As security managers look inside their organizations to find where useful user authorization and role information can be found and married with their SIMs' data, they're finding that the most complete information doesn't come from the traditional human resources (HR) systems, whose data is more functional in nature, but from IT's identity and access management (IAM) systems. These systems, unlike the HR tools, are geared toward identifying the role or responsibility a person plays within the organization in order to grant them proper access to the systems and information they need in order to perform their duties.

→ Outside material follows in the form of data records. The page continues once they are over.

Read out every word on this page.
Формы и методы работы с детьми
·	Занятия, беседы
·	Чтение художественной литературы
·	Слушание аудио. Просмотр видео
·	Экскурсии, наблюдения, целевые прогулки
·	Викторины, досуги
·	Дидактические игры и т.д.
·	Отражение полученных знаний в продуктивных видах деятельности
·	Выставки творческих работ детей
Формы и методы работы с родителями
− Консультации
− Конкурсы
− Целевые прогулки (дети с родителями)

In the past this access was granted through managing a series of entitlements, coarse-grained access rights. But the current trend is to consolidate multiple entitlements under a single role-based access and control (RBAC) definition for consistency and manageability. For example, if all Web-development engineers need the same 20 entitlements to the same 10 systems to do their job, it is easier to consolidate all these entitlements under a single RBAC object, such as "Web engineer" and assign or remove their accounts using this single value in the account request used by their provisioning process than managing 200 entitlements (20 entitlements x 10 systems). By basing user identity and access on an RBAC model, IT processes for on-boarding, changes and off-boarding user accounts become more timely, greatly simplified, and more effective.

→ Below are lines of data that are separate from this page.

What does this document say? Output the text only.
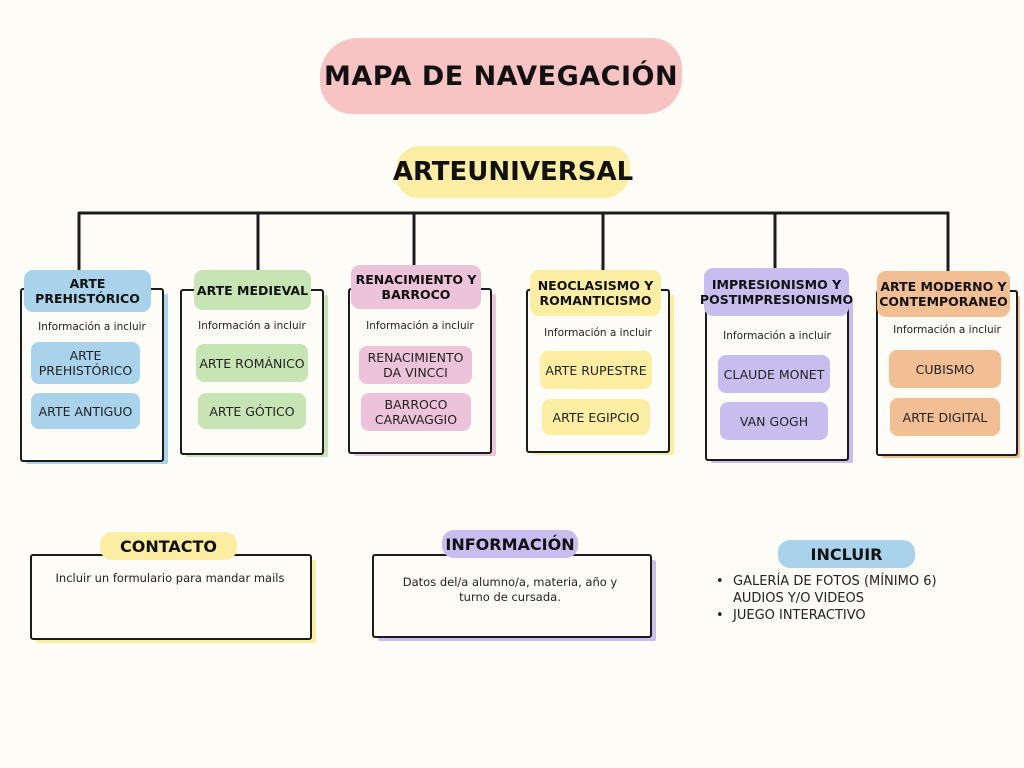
MAPA DE NAVEGACIÓN
ARTEUNIVERSAL
Información a incluir
ARTE PREHISTÓRICO
ARTE PREHISTÓRICO
ARTE ANTIGUO
Información a incluir
ARTE MEDIEVAL
ARTE ROMÁNICO
ARTE GÓTICO
Información a incluir
RENACIMIENTO Y BARROCO
RENACIMIENTO DA VINCCI
BARROCO CARAVAGGIO
Información a incluir
NEOCLASISMO Y ROMANTICISMO
ARTE RUPESTRE
ARTE EGIPCIO
Información a incluir
IMPRESIONISMO Y POSTIMPRESIONISMO
CLAUDE MONET
VAN GOGH
Información a incluir
ARTE MODERNO Y CONTEMPORANEO
CUBISMO
ARTE DIGITAL
CONTACTO
Incluir un formulario para mandar mails
INFORMACIÓN
Datos del/a alumno/a, materia, año y turno de cursada.
INCLUIR
• GALERÍA DE FOTOS (MÍNIMO 6)
AUDIOS Y/O VIDEOS
• JUEGO INTERACTIVO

LINKING SIM AND IAM REDUCES RISK
So how can these two disparate technologies work together to reduce risk to the organization? SIM technologies are the central tool used by security managers to recognize when a policy violation activity has occurred. However, in order to fix an identified vulnerability, a triage process must be followed to verify and remediate the problem. This typically requires an IT security person to delve deeper into the information provided and determine the downstream effects of the activity (see Triage, below).
While this is process is usually effective, SIM tools deal with information and systems, not people. Many times the IT security person assigned the remediation activity doesn't have access to the knowledge of whether a person was involved, when they were involved, and which person initiated or caused the violation to occur. If a person is involved then they have to ask a series of questions. Was it a fraudulent activity perpetrated by a disgruntled insider? Did an unauthorized person from outside the company gain access to an internal system? Was this a case of an authorized person doing an activity that the general user population isn't authorized to do, for example, an HR person sending tax identification numbers to an outside benefits partner? Did a developer have an error in their programming that caused sensitive information to be sent to another application as part of the data feed from one system to the next? Because this information isn't in the native SIM solution, the IT security person must take the time to track down this information causing undue delays in determining if this incident does indeed pose a serious risk to the organization.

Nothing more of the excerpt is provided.